Isotherm and Kinetic Studies on Adsorption of Yellow Azo Dyes (Sunset Yellow, Tartrazine) using <i>Kigelia africana</i> (Lam.) Benth., Leaf Extract Mediated Iron Nanoparticles

Abstract

Sunset yellow and tartrazine are commonly used azo dyes extensively employed in beverages and food products such as soda, fruit juices, confectionery, and cakes. These dyes hold the distinction of being the second and third most frequently utilized colour additives in a wide array of beverage products. The discharge of these synthetic food dyes into industrial wastewater can lead to significant environmental and health issues. Due to its aromatic structure, this dye is resistant to breaking down into harmless compounds, and its removal through effective adsorption presents an economical and efficient solution. The use of renewable bioresources for the eco-friendly production of metallic nanoparticles represents a recent and growing trend in nanotechnology research, offering enhanced environmental safety. In this current research, we achieved the green and cost-effective synthesis of monodispersed Iron Nanoparticles (FeNPs) with exceptional stability by utilizing an aqueous extract of Kigelia africana (Lam.) Benth is the primary bioresource for this synthesis.
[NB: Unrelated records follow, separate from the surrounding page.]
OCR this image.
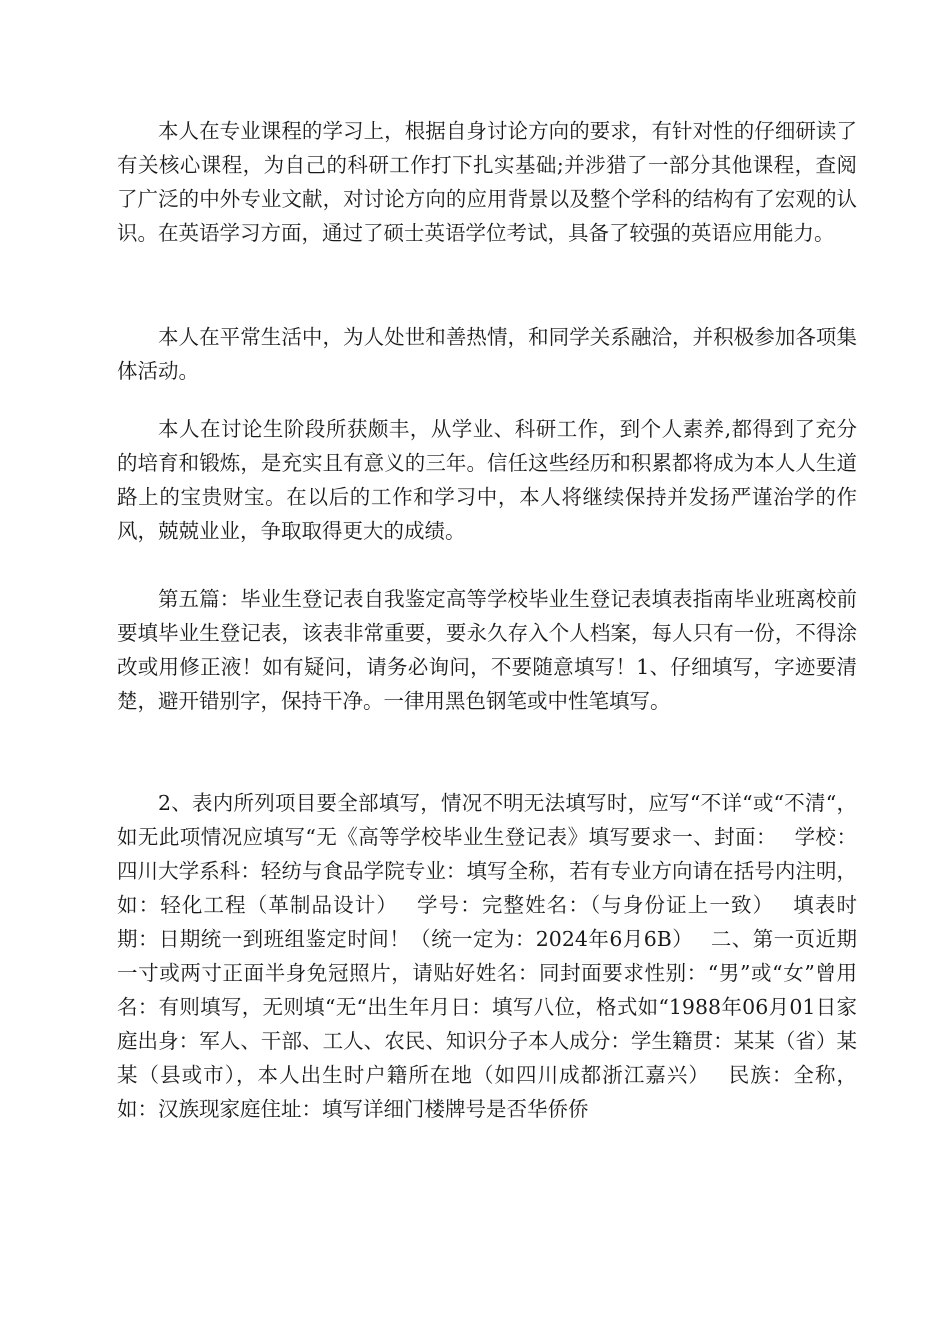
本人在专业课程的学习上，根据自身讨论方向的要求，有针对性的仔细研读了有关核心课程，为自己的科研工作打下扎实基础;并涉猎了一部分其他课程，查阅了广泛的中外专业文献，对讨论方向的应用背景以及整个学科的结构有了宏观的认识。在英语学习方面，通过了硕士英语学位考试，具备了较强的英语应用能力。

本人在平常生活中，为人处世和善热情，和同学关系融洽，并积极参加各项集体活动。

本人在讨论生阶段所获颇丰，从学业、科研工作，到个人素养,都得到了充分的培育和锻炼，是充实且有意义的三年。信任这些经历和积累都将成为本人人生道路上的宝贵财宝。在以后的工作和学习中，本人将继续保持并发扬严谨治学的作风，兢兢业业，争取取得更大的成绩。

第五篇：毕业生登记表自我鉴定高等学校毕业生登记表填表指南毕业班离校前要填毕业生登记表，该表非常重要，要永久存入个人档案，每人只有一份，不得涂改或用修正液！如有疑问，请务必询问，不要随意填写！1、仔细填写，字迹要清楚，避开错别字，保持干净。一律用黑色钢笔或中性笔填写。

2、表内所列项目要全部填写，情况不明无法填写时，应写“不详“或“不清“，如无此项情况应填写“无《高等学校毕业生登记表》填写要求一、封面：　 学校：四川大学系科：轻纺与食品学院专业：填写全称，若有专业方向请在括号内注明，如：轻化工程（革制品设计）　 学号：完整姓名：（与身份证上一致）　 填表时期：日期统一到班组鉴定时间！（统一定为：2024年6月6B）　 二、第一页近期一寸或两寸正面半身免冠照片，请贴好姓名：同封面要求性别：“男”或“女”曾用名：有则填写，无则填“无“出生年月日：填写八位，格式如“1988年06月01日家庭出身：军人、干部、工人、农民、知识分子本人成分：学生籍贯：某某（省）某某（县或市），本人出生时户籍所在地（如四川成都浙江嘉兴）　 民族：全称，如：汉族现家庭住址：填写详细门楼牌号是否华侨侨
The FeNPs were noticed to be uniformly distributed spherical-shaped particles having smooth surfaces with a 26-34 nm size range and an average particle size of 28 ± 0.86 nm. The XRD results confirm that the FeNPs were rhombohedral phase structures with 71.43% of elemental iron. These synthesized nanoparticles were applied for the removal of sunset yellow and tartrazine dyes were investigated and more than 90% were removed. The adsorption isotherm study was best fitted with the Langmuir model, and the maximal adsorption capacity was found to be 76.29 and 47.22 mg/g for sunset yellow and tartrazine respectively. The adsorption reaction follows pseudo-first-order kinetics with a high correlation coefficient. Repeated cycles of regeneration, reuse and stability showed very high removal efficiency and stability. In conclusion, the biosynthesis of metal nanoparticles demonstrates substantial promise for applications in environmental protection.